Règles pour la direction de l’esprit (Règle VIII)

 

Traduction de Georges Le Roy, dans DESCARTES, Œuvres et Lettres, Pléiade, p. 64-65

 

 

Mais pour n’être pas toujours incertain sur ce que peut notre esprit et pour éviter qu’il ne travaille à tort et sans réflexion, avant d’aborder la connaissance des choses en particulier, il faut avoir examiné soigneusement, une fois dans la vie, quelles connaissances la raison humaine est capable d’acquérir. Pour y mieux réussir, on doit toujours, entre les choses également faciles, chercher d’abord celles qui sont les plus utiles.
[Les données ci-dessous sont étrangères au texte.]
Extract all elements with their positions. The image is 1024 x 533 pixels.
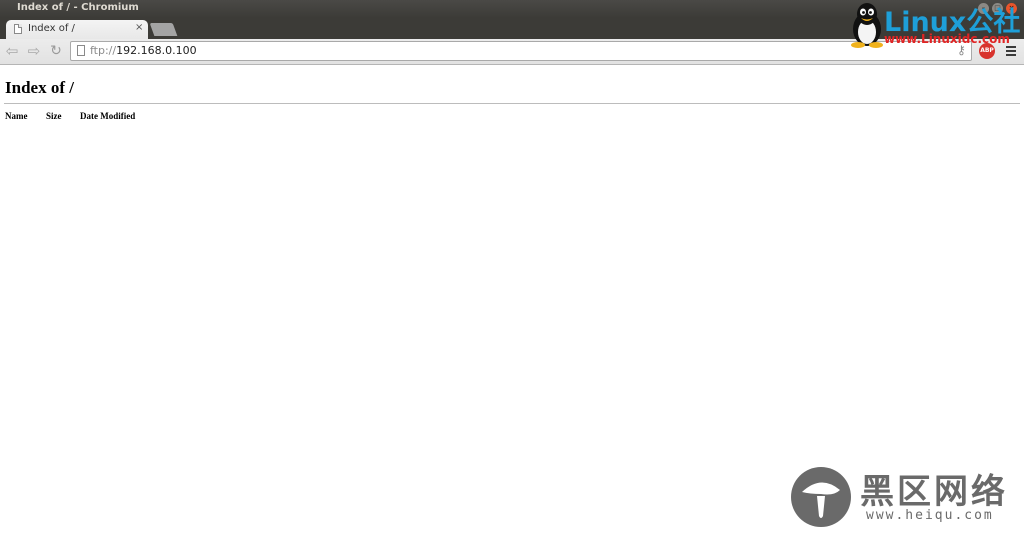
- page-title: Index of /: [5, 78, 74, 97]
- new-tab-button[interactable]: [149, 23, 178, 36]
- mushroom-logo-icon: [791, 467, 851, 527]
- heiqu-watermark: 黑区网络 www.heiqu.com: [790, 466, 1020, 528]
- divider: [4, 103, 1020, 104]
- column-header-date-modified[interactable]: Date Modified: [80, 111, 135, 121]
- browser-window: Index of / - Chromium – □ × Index of / ×…: [0, 0, 1024, 533]
- forward-arrow-icon[interactable]: ⇨: [25, 42, 43, 60]
- page-icon: [14, 24, 22, 34]
- linuxidc-site: www.Linuxidc.com: [884, 32, 1010, 46]
- back-arrow-icon[interactable]: ⇦: [3, 42, 21, 60]
- page-icon: [77, 45, 85, 56]
- tab-close-icon[interactable]: ×: [135, 22, 143, 33]
- url-text[interactable]: ftp://192.168.0.100: [90, 44, 197, 57]
- column-header-name[interactable]: Name: [5, 111, 28, 121]
- url-host: 192.168.0.100: [116, 44, 197, 57]
- window-title: Index of / - Chromium: [17, 2, 139, 13]
- url-scheme: ftp://: [90, 44, 117, 57]
- page-content: Index of / Name Size Date Modified: [0, 65, 1024, 533]
- tux-penguin-icon: [851, 3, 883, 48]
- column-header-size[interactable]: Size: [46, 111, 62, 121]
- heiqu-name: 黑区网络: [860, 472, 1008, 512]
- tab-title: Index of /: [28, 23, 75, 34]
- address-bar[interactable]: ftp://192.168.0.100 ⚷: [70, 41, 972, 61]
- tab-index[interactable]: Index of / ×: [6, 20, 148, 39]
- heiqu-site: www.heiqu.com: [866, 508, 994, 523]
- linuxidc-watermark: Linux公社 www.Linuxidc.com: [848, 2, 1024, 50]
- reload-icon[interactable]: ↻: [47, 42, 65, 60]
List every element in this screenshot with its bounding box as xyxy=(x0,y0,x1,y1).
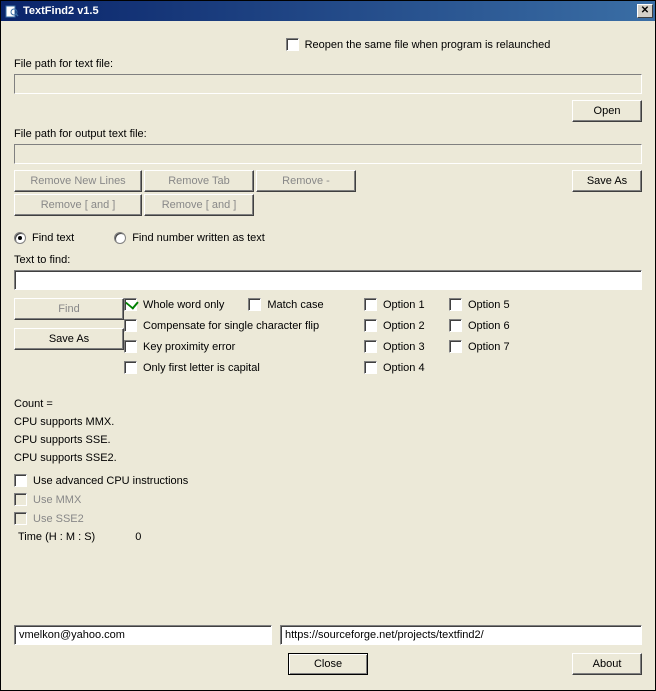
advanced-cpu-label: Use advanced CPU instructions xyxy=(33,475,188,487)
checkbox-icon xyxy=(14,512,27,525)
remove-tab-button[interactable]: Remove Tab xyxy=(144,170,254,192)
window: TextFind2 v1.5 ✕ Reopen the same file wh… xyxy=(0,0,656,691)
output-path-label: File path for output text file: xyxy=(14,128,642,140)
checkbox-icon xyxy=(364,361,377,374)
option6-checkbox[interactable]: Option 6 xyxy=(449,319,534,332)
option7-checkbox[interactable]: Option 7 xyxy=(449,340,534,353)
client-area: Reopen the same file when program is rel… xyxy=(2,22,654,689)
compensate-checkbox[interactable]: Compensate for single character flip xyxy=(124,319,364,332)
find-button[interactable]: Find xyxy=(14,298,124,320)
option5-label: Option 5 xyxy=(468,299,510,311)
checkbox-icon xyxy=(286,38,299,51)
find-save-as-button[interactable]: Save As xyxy=(14,328,124,350)
save-as-output-button[interactable]: Save As xyxy=(572,170,642,192)
use-mmx-checkbox[interactable]: Use MMX xyxy=(14,493,642,506)
option3-checkbox[interactable]: Option 3 xyxy=(364,340,449,353)
email-field[interactable] xyxy=(14,625,272,645)
remove-dash-button[interactable]: Remove - xyxy=(256,170,356,192)
use-sse2-label: Use SSE2 xyxy=(33,513,84,525)
find-number-radio[interactable]: Find number written as text xyxy=(114,232,265,244)
option7-label: Option 7 xyxy=(468,341,510,353)
option2-label: Option 2 xyxy=(383,320,425,332)
titlebar: TextFind2 v1.5 ✕ xyxy=(1,1,655,21)
output-path-field[interactable] xyxy=(14,144,642,164)
match-case-checkbox[interactable]: Match case xyxy=(248,298,323,311)
url-field[interactable] xyxy=(280,625,642,645)
checkbox-icon xyxy=(14,474,27,487)
whole-word-label: Whole word only xyxy=(143,299,224,311)
option4-label: Option 4 xyxy=(383,362,425,374)
first-capital-checkbox[interactable]: Only first letter is capital xyxy=(124,361,364,374)
checkbox-icon xyxy=(124,361,137,374)
remove-brackets2-button[interactable]: Remove [ and ] xyxy=(144,194,254,216)
checkbox-icon xyxy=(364,298,377,311)
option2-checkbox[interactable]: Option 2 xyxy=(364,319,449,332)
find-text-radio-label: Find text xyxy=(32,232,74,244)
checkbox-icon xyxy=(364,340,377,353)
option3-label: Option 3 xyxy=(383,341,425,353)
cpu-sse-label: CPU supports SSE. xyxy=(14,434,642,446)
checkbox-icon xyxy=(124,298,137,311)
input-path-label: File path for text file: xyxy=(14,58,642,70)
find-text-radio[interactable]: Find text xyxy=(14,232,74,244)
remove-brackets1-button[interactable]: Remove [ and ] xyxy=(14,194,142,216)
key-proximity-checkbox[interactable]: Key proximity error xyxy=(124,340,364,353)
checkbox-icon xyxy=(449,298,462,311)
first-capital-label: Only first letter is capital xyxy=(143,362,260,374)
cpu-mmx-label: CPU supports MMX. xyxy=(14,416,642,428)
checkbox-icon xyxy=(124,319,137,332)
count-label: Count = xyxy=(14,398,642,410)
option1-label: Option 1 xyxy=(383,299,425,311)
text-to-find-input[interactable] xyxy=(14,270,642,290)
option5-checkbox[interactable]: Option 5 xyxy=(449,298,534,311)
use-sse2-checkbox[interactable]: Use SSE2 xyxy=(14,512,642,525)
use-mmx-label: Use MMX xyxy=(33,494,81,506)
checkbox-icon xyxy=(364,319,377,332)
about-button[interactable]: About xyxy=(572,653,642,675)
close-icon: ✕ xyxy=(641,6,649,16)
checkbox-icon xyxy=(449,340,462,353)
reopen-checkbox[interactable]: Reopen the same file when program is rel… xyxy=(286,38,551,51)
time-label: Time (H : M : S) xyxy=(18,531,95,543)
match-case-label: Match case xyxy=(267,299,323,311)
radio-icon xyxy=(14,232,26,244)
checkbox-icon xyxy=(124,340,137,353)
cpu-sse2-label: CPU supports SSE2. xyxy=(14,452,642,464)
remove-newlines-button[interactable]: Remove New Lines xyxy=(14,170,142,192)
radio-icon xyxy=(114,232,126,244)
find-number-radio-label: Find number written as text xyxy=(132,232,265,244)
option6-label: Option 6 xyxy=(468,320,510,332)
option1-checkbox[interactable]: Option 1 xyxy=(364,298,449,311)
option4-checkbox[interactable]: Option 4 xyxy=(364,361,449,374)
app-icon xyxy=(5,4,19,18)
open-button[interactable]: Open xyxy=(572,100,642,122)
checkbox-icon xyxy=(449,319,462,332)
reopen-label: Reopen the same file when program is rel… xyxy=(305,39,551,51)
advanced-cpu-checkbox[interactable]: Use advanced CPU instructions xyxy=(14,474,642,487)
text-to-find-label: Text to find: xyxy=(14,254,642,266)
key-proximity-label: Key proximity error xyxy=(143,341,235,353)
compensate-label: Compensate for single character flip xyxy=(143,320,319,332)
whole-word-checkbox[interactable]: Whole word only xyxy=(124,298,224,311)
window-close-button[interactable]: ✕ xyxy=(637,4,653,18)
time-value: 0 xyxy=(135,531,141,543)
checkbox-icon xyxy=(248,298,261,311)
input-path-field[interactable] xyxy=(14,74,642,94)
window-title: TextFind2 v1.5 xyxy=(23,5,99,17)
checkbox-icon xyxy=(14,493,27,506)
close-button[interactable]: Close xyxy=(288,653,368,675)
Cette méthode ressemble à ces arts mécaniques, qui n’ont besoin d’aucun secours étranger, et qui enseignent eux-mêmes comment il faut fabriquer les instruments qu’ils exigent. Si quelqu’un voulait en effet exercer l’un d’eux, l’art du forgeron par exemple, et qu’il fût privé de tout instrument, il serait forcé d’abord de se servir comme enclume d’une pierre dure ou de quelque masse informe de fer, de prendre comme marteau un caillou, de disposer des morceaux de bois en forme de tenailles, et de réunir selon le besoin d’autres matériaux de cette sorte ; ensuite, cela préparé, il n’irait pas se mettre aussitôt à forger pour l’usage d’autrui des épées ou des casques ni aucun objet en fer, mais avant tout il fabriquerait des marteaux, une enclume, des tenailles, et tous les autres outils qui lui sont utiles. Cet exemple nous apprend que si nous n’avons pu trouver tout d’abord que des principes confus, et qui paraissent innés en notre esprit plutôt qu’élaborés avec méthode, il ne faut pas s’en servir pour essayer de terminer aussitôt les disputes des philosophes ou de résoudre les problèmes des mathématiciens ; mais il faut plutôt s’en servir pour chercher avec le plus grand soin tout ce qui est plus nécessaire à l’examen de la vérité, d’autant qu’il n’y a pas de raison pour que cela soit plus difficile à trouver que la solution de certaines questions habituellement posées  en géométrie, en physique ou dans d’autres sciences.

 

 

Certaines choses doivent être faites avant d’autres. Chacun conviendra, par exemple, qu’il lui faut vérifier l’état de son compte en banque, autrement dit ce qu’il est « capable d’acquérir », avant d’engager la dépense qu’implique l’acquisition de telle ou telle chose : il se pourrait que la dépense en question dépasse sa capacité. Jugera-t-on qu’une nécessité analogue impose à chacun d’examiner « quelles connaissances la raison humaine est capable d’acquérir » avant « d’aborder la connaissance des choses en particulier » ? L’analogie ne vaut rien, dira-t-on peut-être. Comment savoir, avant de s’être familiarisé avec les diverses choses à connaître, ce qu’il est possible ou non d’en apprendre ? Le critère d’une telle possibilité, c’est dans les choses elles-mêmes qu’il faut le découvrir, nulle part ailleurs.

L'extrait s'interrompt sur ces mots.